[Gocamino] on transformations

tinuviel misstinuviel at lovenotwar.us
Fri Mar 11 10:44:36 PST 2005


hmmm. hello brooke and all,

what a complicated trail. or when attempt to we verbalize it.

is it transformation or becoming more of oneself? finally listening to
oneself. and then, to hear everything else around one. to hear the people
and the cows and the fields and even the cars.

i remember the mother of a friend from high school once explaining that
growing old, one doesn't change, one just becomes more 'you'. more of
oneself. i think walking the way of santiago is something like that. (a big
jumpstart) settling more into the self. becoming comfortable with existence.
that then, opens up the ability to see outside of the self. it seems we as
humans take a lot of energy and time defining the self but if you become the
self, the energy lightens and opens to all the other selfs with which we are
surrounded.

this evening a coworker asked me if i was 'really religious' when looking at
some reproductions of my artwork, my 'cruces' series made upon return. all i
could answer was i don't know. i think i didn't understand his question. do
i follow a dogma? no. do i feel a power or energy outside of me? yes. do i
live my life ethically and morally as well as i'm able? yes. was i baptised?
yes. do i go to church on sunday? usually no.
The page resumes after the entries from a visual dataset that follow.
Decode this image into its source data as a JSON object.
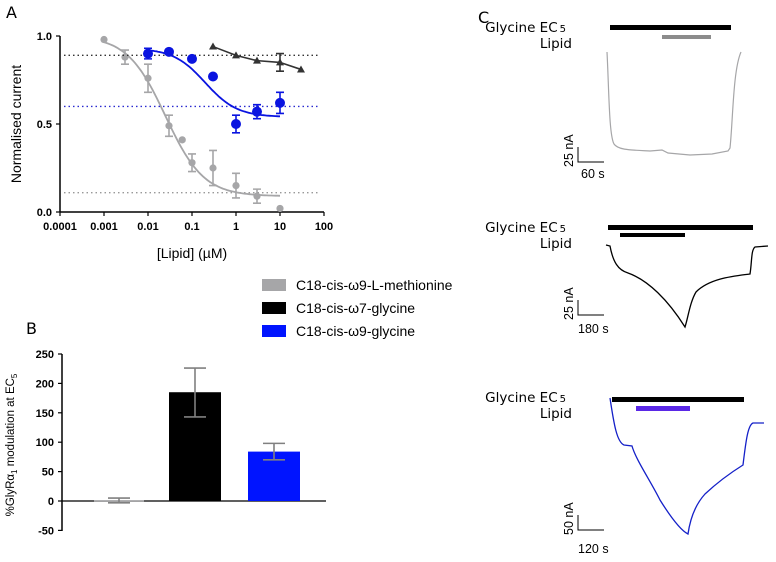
{
  "panels": {
    "a": "A",
    "b": "B",
    "c": "C"
  },
  "chart_data": [
    {
      "type": "scatter",
      "title": "",
      "xlabel": "[Lipid] (µM)",
      "ylabel": "Normalised current",
      "xscale": "log",
      "xlim": [
        0.0001,
        100
      ],
      "ylim": [
        0,
        1
      ],
      "xticks": [
        "0.0001",
        "0.001",
        "0.01",
        "0.1",
        "1",
        "10",
        "100"
      ],
      "yticks": [
        "0.0",
        "0.5",
        "1.0"
      ],
      "series": [
        {
          "name": "C18-cis-ω9-L-methionine",
          "color": "#a6a6a8",
          "marker": "circle",
          "x": [
            0.001,
            0.003,
            0.01,
            0.03,
            0.06,
            0.1,
            0.3,
            1,
            3,
            10
          ],
          "y": [
            0.98,
            0.88,
            0.76,
            0.49,
            0.41,
            0.28,
            0.25,
            0.15,
            0.09,
            0.02
          ],
          "err": [
            0,
            0.04,
            0.08,
            0.06,
            0,
            0.05,
            0.1,
            0.07,
            0.04,
            0
          ],
          "fit": {
            "top": 1.0,
            "bottom": 0.09,
            "ic50": 0.025,
            "hill": 1.0
          },
          "reference_line": 0.11
        },
        {
          "name": "C18-cis-ω7-glycine",
          "color": "#333333",
          "marker": "triangle",
          "x": [
            0.3,
            1,
            3,
            10,
            30
          ],
          "y": [
            0.94,
            0.89,
            0.86,
            0.85,
            0.81
          ],
          "err": [
            0,
            0,
            0,
            0.05,
            0
          ],
          "reference_line": 0.89
        },
        {
          "name": "C18-cis-ω9-glycine",
          "color": "#0a14e0",
          "marker": "circle",
          "x": [
            0.01,
            0.03,
            0.1,
            0.3,
            1,
            3,
            10
          ],
          "y": [
            0.9,
            0.91,
            0.87,
            0.77,
            0.5,
            0.57,
            0.62
          ],
          "err": [
            0.03,
            0,
            0,
            0,
            0.05,
            0.04,
            0.06
          ],
          "fit": {
            "top": 0.93,
            "bottom": 0.54,
            "ic50": 0.2,
            "hill": 1.2
          },
          "reference_line": 0.6
        }
      ],
      "legend": "right"
    },
    {
      "type": "bar",
      "ylabel_main": "%GlyRα",
      "ylabel_sub1": "1",
      "ylabel_rest": " modulation at EC",
      "ylabel_sub2": "5",
      "ylim": [
        -50,
        250
      ],
      "yticks": [
        "-50",
        "0",
        "50",
        "100",
        "150",
        "200",
        "250"
      ],
      "categories": [
        "C18-cis-ω9-L-methionine",
        "C18-cis-ω7-glycine",
        "C18-cis-ω9-glycine"
      ],
      "values": [
        1,
        185,
        84
      ],
      "err_low": [
        -3,
        143,
        70
      ],
      "err_high": [
        5,
        226,
        98
      ],
      "colors": [
        "#a6a6a8",
        "#000000",
        "#0014ff"
      ]
    }
  ],
  "legend": [
    {
      "label": "C18-cis-ω9-L-methionine",
      "color": "#a6a6a8"
    },
    {
      "label": "C18-cis-ω7-glycine",
      "color": "#000000"
    },
    {
      "label": "C18-cis-ω9-glycine",
      "color": "#0014ff"
    }
  ],
  "traces": [
    {
      "glycine": "Glycine EC",
      "sub": "5",
      "lipid": "Lipid",
      "y_scale": "25 nA",
      "x_scale": "60 s",
      "color": "#a6a6a8",
      "lipid_bar_color": "#8c8c8c"
    },
    {
      "glycine": "Glycine EC",
      "sub": "5",
      "lipid": "Lipid",
      "y_scale": "25 nA",
      "x_scale": "180 s",
      "color": "#000000",
      "lipid_bar_color": "#000000"
    },
    {
      "glycine": "Glycine EC",
      "sub": "5",
      "lipid": "Lipid",
      "y_scale": "50 nA",
      "x_scale": "120 s",
      "color": "#1420c8",
      "lipid_bar_color": "#5a28e6"
    }
  ]
}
there is something incredibly powerful in walking the camino. as donald said
"At a certain point, like being  swept along by a gentle breeze, I felt the
huge number of people (ancestors for any of us with any European roots) who
had walked the
same path." i certainly felt the same. (though never thought in terms of
ancestors.) i would be walking and feel/become all the footsteps before me
and all the footsteps after me. it was the most incredible flow. time was
irrelevant. a
manmade construct which doesn't exist. i was on a different plane, i became
part of a river which has no beginning and no end. i was part of an
infinite. i can still feel it. the footsteps are part of all my footsteps.
that understanding is incredible.

i don't have a dictionary here and don't know the actual definition of
transformation. it brings to mind the changing of a caterpillar into a
butterfly. i don't feel i did that. rather, i feel i finally let myself
listen to myself which becomes listening to all.

as i write this, i feel it's very convoluted. very similar to readings i've
come across explaining enlightment. enlightment is such a big word for what
is really so simple. and what we all have inside. my favorite parable of
this is from c.s. lewis' 'chronicles of narnia'. at the end, there are a
couple of .. dwarves?.. who believe they are in a dark, dreary pigsty being
fed slop when in actuality, they are at a banquet with gourmet spread. their
friends are trying to tell them to look at what's in front of them but they
are intent in believing the worst. we are capable of building delusions and
fantasies but if we stop a minute, slow down... everything is right in front
of us.

so maybe the camino lets us slow down. we allow ourselves to stop a moment.
or the blisters force us to stop!

i think of the camino as understandings more than transformations.

as for changes? i do talk with santiago everyday, even if simply to thank
him. i didn't do that before. i hadn't met him yet.